PI AgSciences startet 2026 mit der Teilnahme an landwirtschaftlichen Veranstaltungen.
Diese Woche wird das Unternehmen bei zwei wichtigen Veranstaltungen vertreten sein: dem 1. GDK Field Day in Mato Grosso do Sul und der Dinetec in Mato Grosso.
Tabakproduzenten im südlichen Rio Grande do Sul können ab sofort leere Pestizidbehälter, die sie auf ihren Grundstücken verwendet haben, zurückgeben. Teams des Programms zur Sammlung leerer Pestizidbehälter haben diese Woche in Pelotas und Arroio do Padre mit der Sammlung begonnen. Die Behälter müssen dreifach ausgespült, durchstochen und trocken sein.
Die Reise durch den Süden von Rio Grande do Sul führt bis zum 30. März durch 26 Gemeinden: Pelotas, Arroio do Padre, Canguçu, Piratini, Cerrito, Morro Redondo, Rio Grande, Turuçu, São Lourenço do Sul, Cristal, Chuvisca, Sertão Santana, Dom Feliciano, São Jerônimo, Amaral Ferrador, Encruzilhada do Sul, Sentinela do Sul, Tapes, Cerro Grande do Sul, Camaquã, Mariana Pimentel, Guaíba, Barra do Ribeiro, Arroio dos Ratos, Barão do Triunfo und Butiá.
Insgesamt werden Sammelstellen in über 300 ländlichen Gebieten eingerichtet, um den Erzeugern die Einhaltung der Vorschriften zur Rücknahme von Verpackungsmaterialien zu erleichtern, da sie die Behälter an der nächstgelegenen Sammelstelle abgeben können. Bei der Abgabe erhalten die Erzeuger eine Quittung, die die ordnungsgemäße Entsorgung der Verpackungen gegenüber den zuständigen Behörden bestätigt.

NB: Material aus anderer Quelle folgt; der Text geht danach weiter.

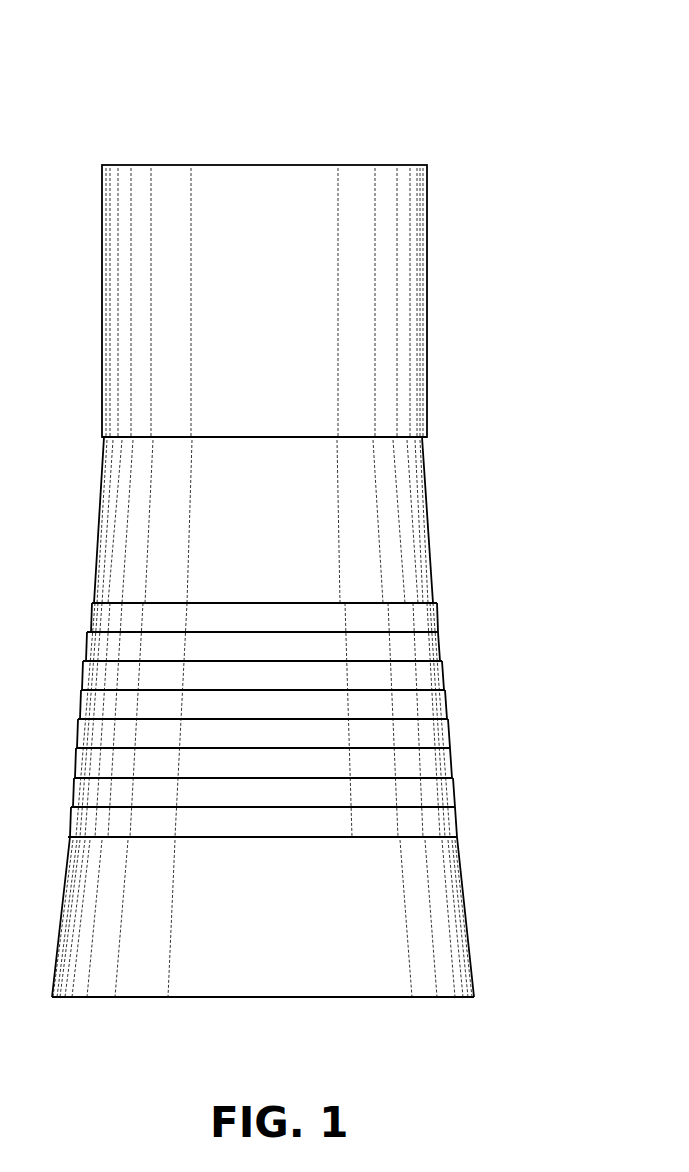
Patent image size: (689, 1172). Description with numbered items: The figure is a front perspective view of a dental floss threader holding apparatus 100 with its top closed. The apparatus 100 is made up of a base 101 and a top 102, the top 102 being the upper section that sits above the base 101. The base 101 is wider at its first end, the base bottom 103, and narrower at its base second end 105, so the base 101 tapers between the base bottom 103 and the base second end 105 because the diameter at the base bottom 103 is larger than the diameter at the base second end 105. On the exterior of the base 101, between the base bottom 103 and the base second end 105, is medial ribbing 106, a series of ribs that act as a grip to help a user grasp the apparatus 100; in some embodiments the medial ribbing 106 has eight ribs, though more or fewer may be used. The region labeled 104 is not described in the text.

The apparatus 100 is at (417, 104).
The base 101 is at (408, 530).
The top 102 is at (415, 213).
The base bottom 103 is at (476, 998).
The lower tapered section 104 is at (449, 853).
The base second end 105 is at (422, 440).
The medial ribbing 106 is at (430, 677).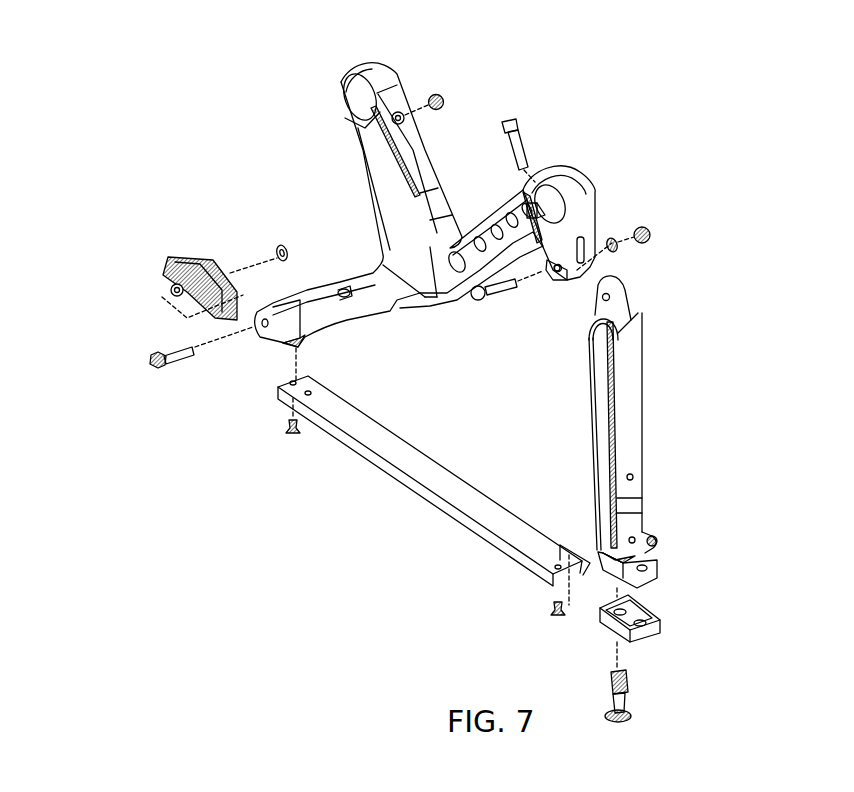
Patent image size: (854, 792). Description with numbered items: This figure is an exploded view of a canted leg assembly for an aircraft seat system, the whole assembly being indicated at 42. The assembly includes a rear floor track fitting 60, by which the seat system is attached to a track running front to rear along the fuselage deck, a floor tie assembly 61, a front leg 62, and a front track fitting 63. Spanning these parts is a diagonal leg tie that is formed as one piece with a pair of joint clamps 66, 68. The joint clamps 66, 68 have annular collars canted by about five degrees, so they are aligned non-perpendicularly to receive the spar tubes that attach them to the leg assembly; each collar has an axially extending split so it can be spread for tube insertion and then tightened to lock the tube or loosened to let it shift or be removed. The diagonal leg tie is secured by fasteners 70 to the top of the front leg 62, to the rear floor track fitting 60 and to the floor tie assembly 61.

The hitch assembly 42 is at (178, 190).
The rear floor track fitting 60 is at (165, 278).
The floor tie assembly 61 is at (383, 452).
The front leg 62 is at (628, 426).
The front track fitting 63 is at (630, 705).
The joint clamp 66 is at (592, 186).
The joint clamp 68 is at (386, 62).
The fasteners 70 is at (447, 100).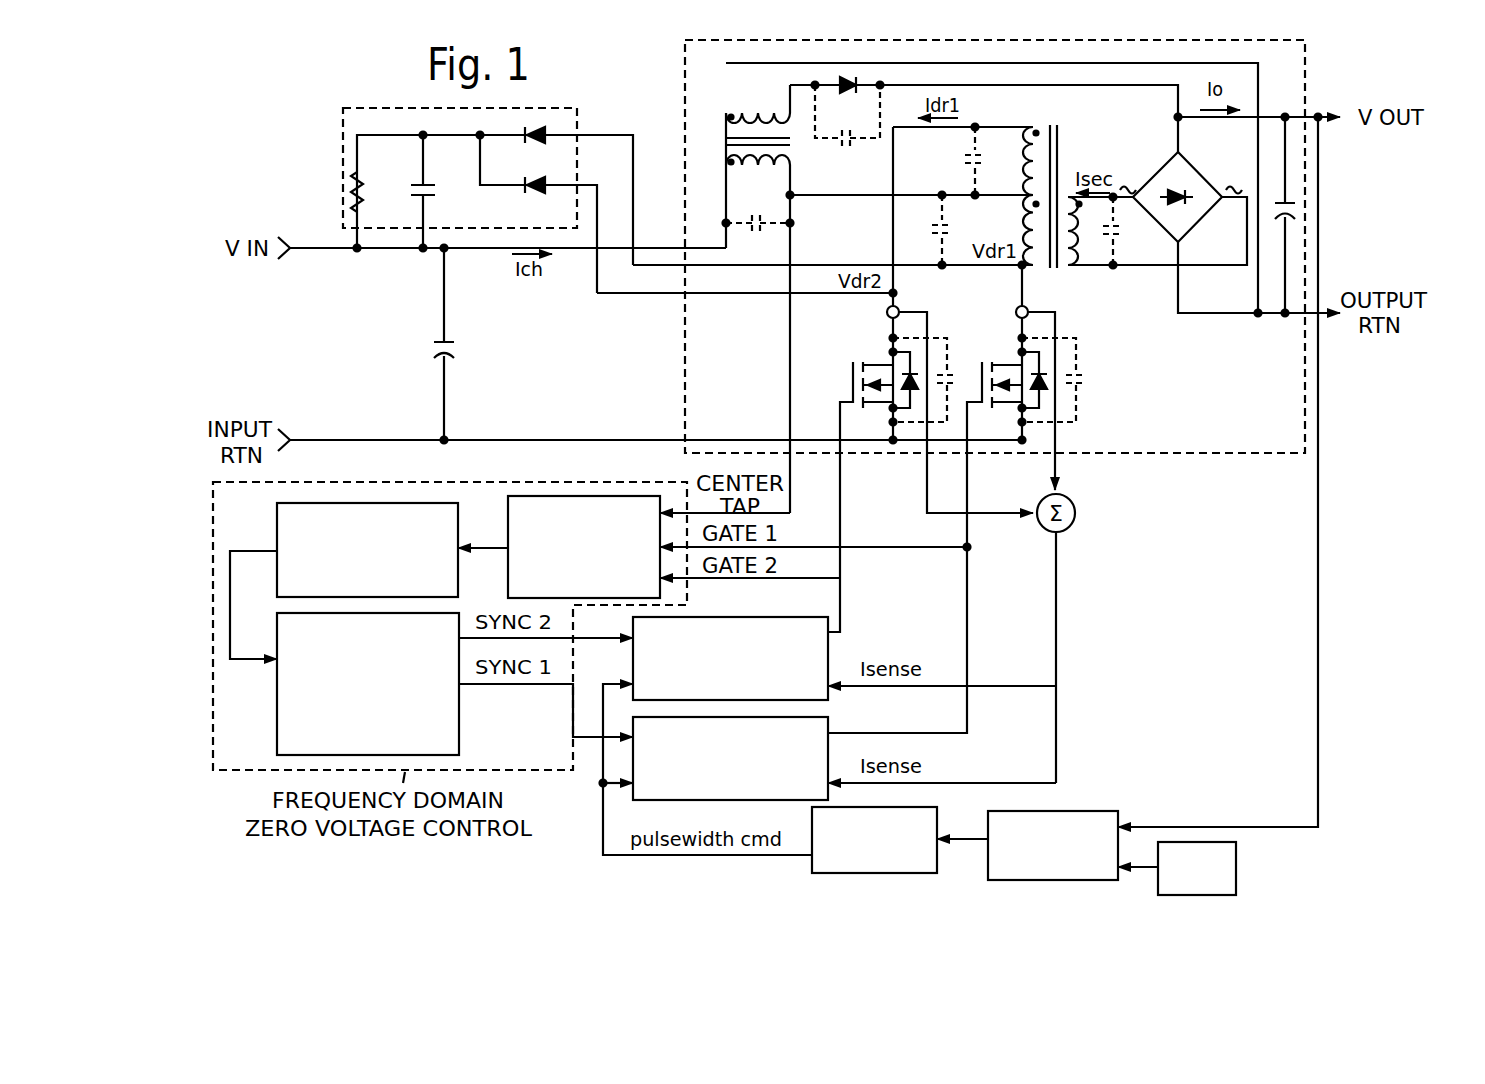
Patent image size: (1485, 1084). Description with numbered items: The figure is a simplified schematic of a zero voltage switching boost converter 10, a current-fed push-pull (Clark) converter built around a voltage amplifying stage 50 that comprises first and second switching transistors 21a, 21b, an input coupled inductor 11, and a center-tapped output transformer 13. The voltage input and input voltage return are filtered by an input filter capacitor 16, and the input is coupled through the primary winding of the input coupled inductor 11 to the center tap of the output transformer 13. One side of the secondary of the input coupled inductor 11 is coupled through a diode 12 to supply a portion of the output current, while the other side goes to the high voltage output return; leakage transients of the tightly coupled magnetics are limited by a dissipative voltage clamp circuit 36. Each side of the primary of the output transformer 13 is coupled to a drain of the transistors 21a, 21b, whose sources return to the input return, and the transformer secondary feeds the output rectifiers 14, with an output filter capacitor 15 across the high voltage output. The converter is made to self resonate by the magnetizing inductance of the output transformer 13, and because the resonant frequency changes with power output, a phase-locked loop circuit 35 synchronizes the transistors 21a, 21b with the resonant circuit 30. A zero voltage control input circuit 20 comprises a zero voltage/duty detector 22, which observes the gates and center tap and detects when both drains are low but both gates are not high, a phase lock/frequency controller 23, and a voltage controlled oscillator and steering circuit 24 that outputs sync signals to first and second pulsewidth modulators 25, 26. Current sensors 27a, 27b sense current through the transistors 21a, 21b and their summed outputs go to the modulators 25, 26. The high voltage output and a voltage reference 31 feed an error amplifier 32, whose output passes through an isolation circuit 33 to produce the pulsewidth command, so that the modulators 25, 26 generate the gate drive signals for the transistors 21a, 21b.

The zero voltage switching boost converter 10 is at (287, 96).
The input coupled inductor 11 is at (764, 162).
The diode 12 is at (841, 94).
The output transformer 13 is at (1058, 133).
The output rectifiers 14 is at (1200, 176).
The output filter capacitor 15 is at (1300, 206).
The input filter capacitor 16 is at (450, 346).
The zero voltage control input circuit 20 is at (226, 772).
The first switching transistor 21a is at (845, 360).
The second switching transistor 21b is at (988, 357).
The zero voltage/duty detector 22 is at (508, 538).
The phase lock/frequency controller 23 is at (277, 531).
The voltage controlled oscillator and steering circuit 24 is at (277, 700).
The first pulsewidth modulator 25 is at (633, 657).
The second pulsewidth modulator 26 is at (830, 726).
The first current sensor 27a is at (899, 309).
The second current sensor 27b is at (1028, 309).
The resonant circuit 30 is at (1125, 306).
The voltage reference 31 is at (1236, 872).
The error amplifier 32 is at (1094, 813).
The isolation circuit 33 is at (937, 812).
The phase-locked loop circuit 35 is at (668, 342).
The dissipative voltage clamp circuit 36 is at (343, 164).
The voltage amplifying stage 50 is at (1141, 458).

Die Initiative des Tabaksektors läuft seit über 25 Jahren und gilt aufgrund ihres mobilen Sammelmodells als Erfolgsgeschichte. Unter der Leitung des zwischenstaatlichen Tabakindustrieverbandes SindiTabaco und seiner Mitgliedsunternehmen sowie mit Unterstützung des brasilianischen Tabakbauernverbandes Afubra werden die Abholtermine und -zeiten für jeden Standort über Radio und landwirtschaftliche Berater der Mitgliedsunternehmen an die Erzeuger verbreitet.

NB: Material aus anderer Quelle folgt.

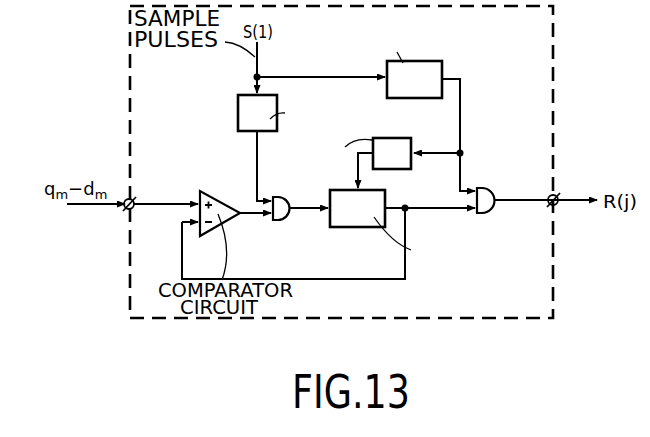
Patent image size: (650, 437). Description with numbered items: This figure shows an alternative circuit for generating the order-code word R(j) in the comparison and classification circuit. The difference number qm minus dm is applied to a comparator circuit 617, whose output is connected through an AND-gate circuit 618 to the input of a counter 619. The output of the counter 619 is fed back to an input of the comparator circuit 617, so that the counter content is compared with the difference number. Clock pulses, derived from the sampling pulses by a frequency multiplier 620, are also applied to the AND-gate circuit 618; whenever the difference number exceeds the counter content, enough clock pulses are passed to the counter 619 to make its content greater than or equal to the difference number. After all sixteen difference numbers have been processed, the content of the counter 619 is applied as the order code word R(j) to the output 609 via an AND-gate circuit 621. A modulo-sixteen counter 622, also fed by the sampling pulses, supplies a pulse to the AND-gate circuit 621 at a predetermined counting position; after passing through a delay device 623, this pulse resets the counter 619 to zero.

The output 609 is at (549, 196).
The comparator circuit 617 is at (229, 170).
The AND-gate circuit 618 is at (282, 222).
The counter 619 is at (362, 228).
The frequency multiplier 620 is at (236, 112).
The AND-gate circuit 621 is at (487, 214).
The modulo-16 counter 622 is at (446, 65).
The delay device 623 is at (398, 170).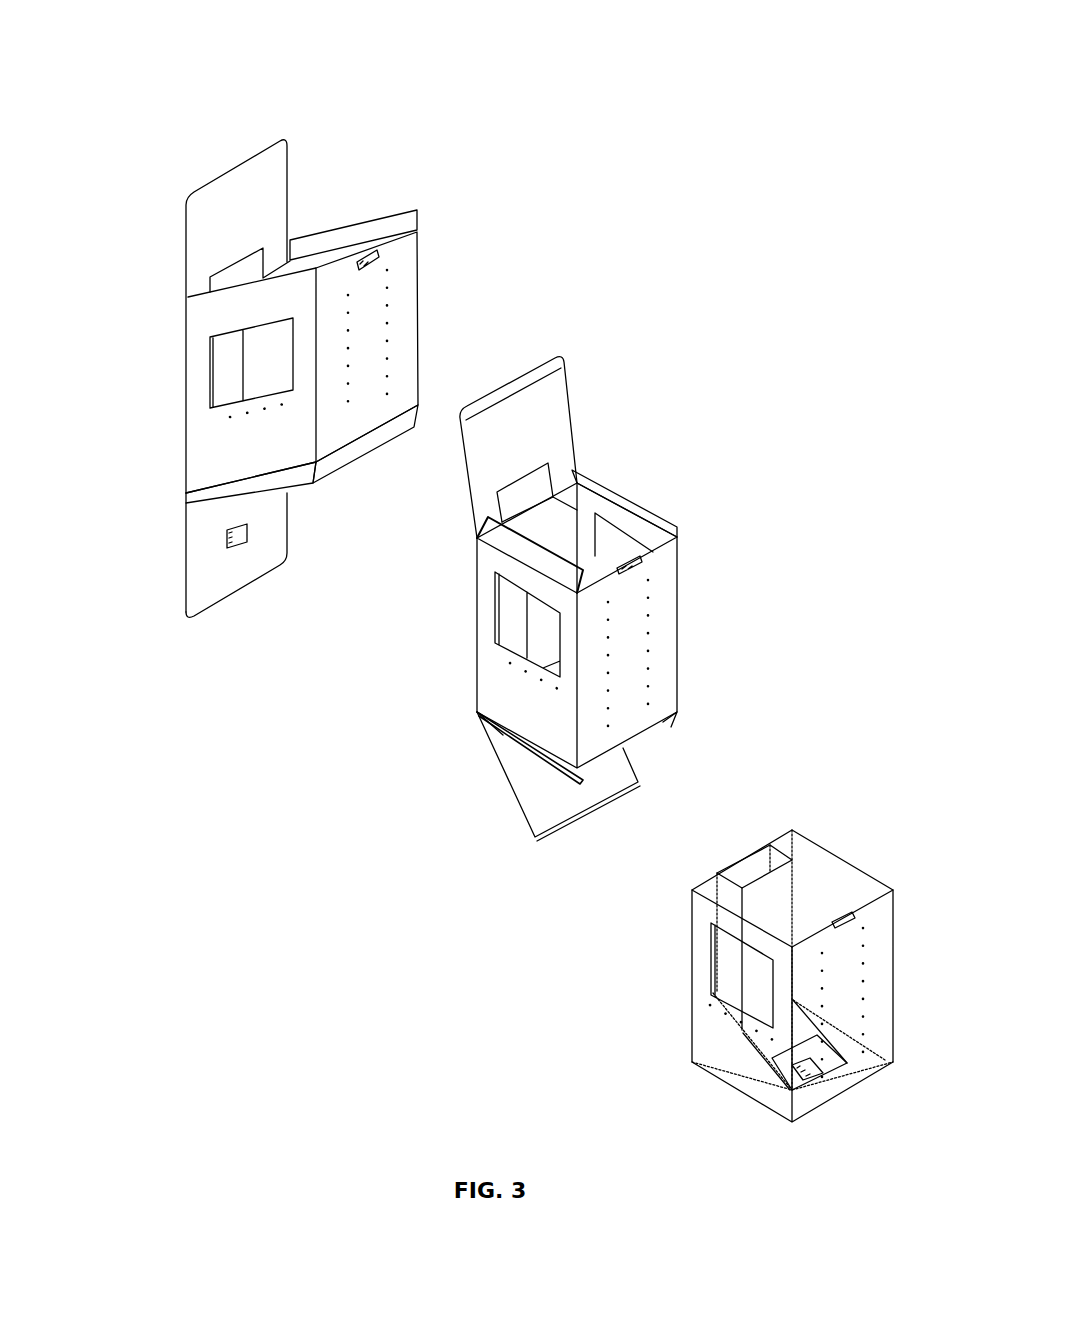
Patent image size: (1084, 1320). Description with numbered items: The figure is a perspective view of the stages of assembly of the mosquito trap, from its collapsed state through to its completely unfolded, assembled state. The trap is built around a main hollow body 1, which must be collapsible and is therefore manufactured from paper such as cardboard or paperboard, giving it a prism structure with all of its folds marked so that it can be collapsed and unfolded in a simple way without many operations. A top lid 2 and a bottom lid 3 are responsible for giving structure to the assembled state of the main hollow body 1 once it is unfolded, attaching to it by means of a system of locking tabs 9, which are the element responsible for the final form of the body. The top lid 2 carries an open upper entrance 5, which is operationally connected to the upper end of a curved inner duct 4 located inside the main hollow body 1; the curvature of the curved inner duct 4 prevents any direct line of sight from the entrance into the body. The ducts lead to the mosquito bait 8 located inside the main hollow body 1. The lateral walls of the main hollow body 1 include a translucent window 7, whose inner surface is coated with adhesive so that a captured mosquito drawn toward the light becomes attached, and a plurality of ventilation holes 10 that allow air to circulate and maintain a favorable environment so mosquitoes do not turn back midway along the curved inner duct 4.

The main hollow body 1 is at (407, 315).
The top lid 2 is at (257, 203).
The bottom lid 3 is at (273, 518).
The curved inner duct 4 is at (568, 530).
The open upper entrance 5 is at (245, 272).
The translucent window 7 is at (210, 380).
The mosquito bait 8 is at (233, 543).
The locking tabs 9 is at (235, 167).
The ventilation holes 10 is at (387, 378).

Das seit Oktober 2000 bestehende Verpackungsrücknahmeprogramm existierte bereits vor der Gesetzgebung zur Rücknahme von Verpackungen für Agrarprodukte, da die obligatorische Rückgabe erst im Januar 2002 durch Artikel 53 des Dekrets Nr. 4.074 eingeführt wurde. Laut Programmkoordinatorin Fernanda Viana Bender umfasst das Rücknahmesystem derzeit rund 1.800 Sammelstellen in 385 Gemeinden in Rio Grande do Sul und Santa Catarina und kommt direkt etwa 108 Erzeugern zugute. In Paraná werden ähnliche Initiativen von lokalen Sammelstellen mit Unterstützung von Unternehmen des SindiTabaco-Verbandes durchgeführt.

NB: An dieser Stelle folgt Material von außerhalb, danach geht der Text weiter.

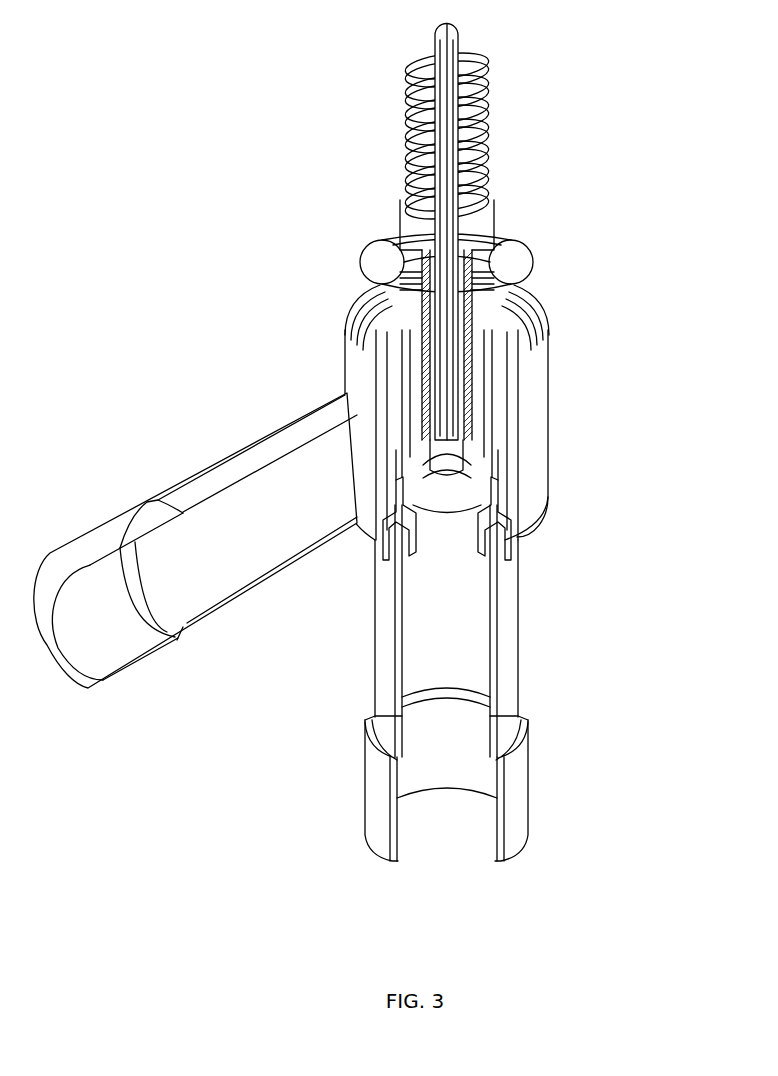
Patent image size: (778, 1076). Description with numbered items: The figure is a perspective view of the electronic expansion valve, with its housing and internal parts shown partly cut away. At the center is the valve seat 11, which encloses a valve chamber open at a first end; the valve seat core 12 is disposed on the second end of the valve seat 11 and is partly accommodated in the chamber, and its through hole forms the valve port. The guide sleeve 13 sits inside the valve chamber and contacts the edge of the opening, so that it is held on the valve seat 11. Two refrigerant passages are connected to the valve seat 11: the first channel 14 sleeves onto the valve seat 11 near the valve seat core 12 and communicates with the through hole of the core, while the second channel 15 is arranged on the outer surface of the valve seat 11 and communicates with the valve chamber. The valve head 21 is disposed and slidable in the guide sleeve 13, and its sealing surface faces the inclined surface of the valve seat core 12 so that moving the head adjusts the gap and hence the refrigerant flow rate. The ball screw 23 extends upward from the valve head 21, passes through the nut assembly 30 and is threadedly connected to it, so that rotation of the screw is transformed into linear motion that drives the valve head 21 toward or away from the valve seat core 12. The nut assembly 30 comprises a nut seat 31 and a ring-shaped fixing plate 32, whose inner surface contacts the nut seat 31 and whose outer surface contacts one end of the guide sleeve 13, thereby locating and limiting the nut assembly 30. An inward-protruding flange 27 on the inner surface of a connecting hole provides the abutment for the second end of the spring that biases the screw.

The valve seat 11 is at (547, 510).
The valve seat core 12 is at (420, 543).
The guide sleeve 13 is at (486, 424).
The first channel 14 is at (515, 810).
The second channel 15 is at (100, 525).
The valve head 21 is at (487, 478).
The ball screw 23 is at (458, 50).
The flange 27 is at (483, 403).
The nut assembly 30 is at (301, 170).
The nut seat 31 is at (395, 212).
The fixing plate 32 is at (375, 272).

Damit Recycling möglich ist, müssen die starren Verpackungen von den Herstellern sauber, trocken, perforiert und von ihren Verschlüssen getrennt angeliefert werden. Dreifaches Spülen ist hierfür unerlässlich. Das Verfahren besteht darin, den Inhalt dreimal vollständig zu entleeren, sauberes Wasser hinzuzufügen, zu schütteln und die Flüssigkeit in den Sprüher zu füllen.
Nach der Sammlung werden die Verpackungen an die Annahmestellen des Nationalen Instituts für die Verarbeitung leerer Verpackungen (InPEV) weitergeleitet, das für das Campo-Limpo-System zuständig ist. Dort werden sie sortiert und dem Recycling zugeführt. Die starren Behälter werden zu 100 % zu neuen Kunststoffprodukten verarbeitet, insbesondere zu Rohstoffen für den Hoch- und Tiefbau und zu Verpackungen für chemische Produkte. Diese Behälter stellen nahezu die gesamte Pestizidverpackung dar, die in der Tabakproduktion verwendet wird. Nicht recyclingfähige Verpackungen, wie beispielsweise flexible Behälter, werden einer kontrollierten Verbrennung zugeführt.